Gelfand Transform and Spectral Radius Formulæ for Ultrametric Banach Algebras

Nicolas Maïnetti
LLAIC1 Université d'Auvergne
IUT Département d'Informatique, Les Cézeaux
BP 86 63172 Aubière Cedex
France

Date:

Abstract:

Let $\Bbb K$ be an algebraically closed field, complete for a non-trivial ultrametric absolute value, and let A be a commutative normed $\Bbb K$-algebra with identity. We call multiplicative spectrum of A the set $\mathscr{M}(A,\Vert\cdot\Vert)$ of continuous multiplicative semi-norms on A. We denote by $\Bbb A^1$ the set of multiplicative semi-norms on the polynomial algebra $\Bbb K[X]$. Both sets of semi-norms are endowed with the topology of pointwise convergence. For any element t of A, we denote by $\theta_t$the evaluation homomorphism from $\Bbb K[X]$ to A. We call the Gelfand transform of t the mapping $\widehat t$ from $\mathscr{M}(A,\Vert\cdot\Vert)$ to $\Bbb A^1$ defined by $\widehat t(\varphi)=\varphi\circ\theta_t$. We then call spectrum of t the subset of $\Bbb A^1$: $\sigma(t)=\widehat t(\mathscr{M}(A,\Vert\cdot\Vert))$. This set $\sigma(t)$ satisfies a formula analogous to the spectral radius formula in the complex case. We denote by $\mathscr{M}_m(A,\Vert\cdot\Vert)$ the set of the $\varphi$ in $\mathscr{M}(A,\Vert\cdot\Vert)$ whose kernel is a maximal ideal of A. We then put $\sigma_m(t)=\widehat t(\mathscr{M}_m(A,\Vert\cdot\Vert))$, and $s(t)=\{\lambda\in\Bbb K\mid t-\lambda \mbox{ non invertible} \}$. We give a large condition on A, for these sets to satisfy the same kind of spectral radius formulæ.
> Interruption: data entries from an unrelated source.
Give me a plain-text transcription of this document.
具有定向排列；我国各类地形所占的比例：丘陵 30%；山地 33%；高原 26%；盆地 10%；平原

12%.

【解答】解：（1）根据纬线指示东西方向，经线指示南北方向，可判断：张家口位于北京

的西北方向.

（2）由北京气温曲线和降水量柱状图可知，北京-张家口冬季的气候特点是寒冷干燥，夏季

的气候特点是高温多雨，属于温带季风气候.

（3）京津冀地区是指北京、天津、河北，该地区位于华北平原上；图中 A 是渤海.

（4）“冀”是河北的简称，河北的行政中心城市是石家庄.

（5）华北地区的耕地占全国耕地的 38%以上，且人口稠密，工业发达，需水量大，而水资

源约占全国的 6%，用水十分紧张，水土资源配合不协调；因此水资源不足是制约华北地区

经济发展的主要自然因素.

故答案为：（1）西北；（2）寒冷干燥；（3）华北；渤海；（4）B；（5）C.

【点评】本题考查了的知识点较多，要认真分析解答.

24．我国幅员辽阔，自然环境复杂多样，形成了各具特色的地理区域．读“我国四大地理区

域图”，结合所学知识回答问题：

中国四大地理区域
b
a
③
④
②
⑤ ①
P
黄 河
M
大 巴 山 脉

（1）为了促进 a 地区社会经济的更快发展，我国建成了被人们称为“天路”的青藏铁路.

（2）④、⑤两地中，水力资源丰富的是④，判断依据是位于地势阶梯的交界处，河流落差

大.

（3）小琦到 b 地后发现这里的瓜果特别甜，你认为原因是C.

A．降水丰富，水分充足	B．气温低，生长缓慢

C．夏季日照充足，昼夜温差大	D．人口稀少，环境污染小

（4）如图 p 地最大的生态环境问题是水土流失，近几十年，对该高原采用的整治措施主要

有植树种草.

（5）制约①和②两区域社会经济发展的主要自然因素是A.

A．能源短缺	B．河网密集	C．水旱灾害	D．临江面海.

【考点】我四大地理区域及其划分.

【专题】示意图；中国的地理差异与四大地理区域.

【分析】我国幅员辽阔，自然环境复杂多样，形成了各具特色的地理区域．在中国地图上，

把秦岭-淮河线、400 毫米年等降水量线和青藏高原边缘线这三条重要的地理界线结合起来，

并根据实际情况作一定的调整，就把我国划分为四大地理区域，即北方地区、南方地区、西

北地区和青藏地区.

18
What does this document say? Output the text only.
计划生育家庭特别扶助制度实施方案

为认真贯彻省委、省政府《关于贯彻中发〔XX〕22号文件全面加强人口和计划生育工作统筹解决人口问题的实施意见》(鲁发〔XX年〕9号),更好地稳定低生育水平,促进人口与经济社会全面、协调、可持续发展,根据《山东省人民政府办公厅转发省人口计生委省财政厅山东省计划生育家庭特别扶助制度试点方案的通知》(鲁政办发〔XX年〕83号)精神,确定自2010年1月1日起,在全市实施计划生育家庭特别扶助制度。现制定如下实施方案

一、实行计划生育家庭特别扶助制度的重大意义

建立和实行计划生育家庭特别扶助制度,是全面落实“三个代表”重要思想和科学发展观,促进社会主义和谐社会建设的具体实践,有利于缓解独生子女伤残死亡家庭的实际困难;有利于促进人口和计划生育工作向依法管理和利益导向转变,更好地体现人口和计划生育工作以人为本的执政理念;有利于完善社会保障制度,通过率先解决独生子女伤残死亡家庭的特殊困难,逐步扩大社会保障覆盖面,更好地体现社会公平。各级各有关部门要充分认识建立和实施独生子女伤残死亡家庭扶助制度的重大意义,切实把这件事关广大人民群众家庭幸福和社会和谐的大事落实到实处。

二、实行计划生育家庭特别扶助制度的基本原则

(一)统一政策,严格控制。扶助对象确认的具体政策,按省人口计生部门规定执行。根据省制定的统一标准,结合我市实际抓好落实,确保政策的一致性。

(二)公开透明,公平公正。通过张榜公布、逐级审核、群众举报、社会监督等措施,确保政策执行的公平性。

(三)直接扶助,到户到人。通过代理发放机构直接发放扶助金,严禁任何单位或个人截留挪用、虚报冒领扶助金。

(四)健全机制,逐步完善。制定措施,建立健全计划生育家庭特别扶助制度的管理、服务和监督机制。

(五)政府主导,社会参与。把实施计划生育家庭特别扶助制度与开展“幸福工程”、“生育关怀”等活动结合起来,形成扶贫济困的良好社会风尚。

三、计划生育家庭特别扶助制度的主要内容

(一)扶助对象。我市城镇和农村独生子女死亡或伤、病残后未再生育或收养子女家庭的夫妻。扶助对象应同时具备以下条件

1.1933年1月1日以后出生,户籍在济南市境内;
This is done by using holomorphic functional calculus with algebras of functions defined on compact subsets of $\Bbb A^1$. In particular, we use a metric topology on $\Bbb A^1$thinner than the topology of pointwise convergence, but we show that both topologies have exactly the same connected sets, and also prove that connectedness is equivalent to arcwise connectedness.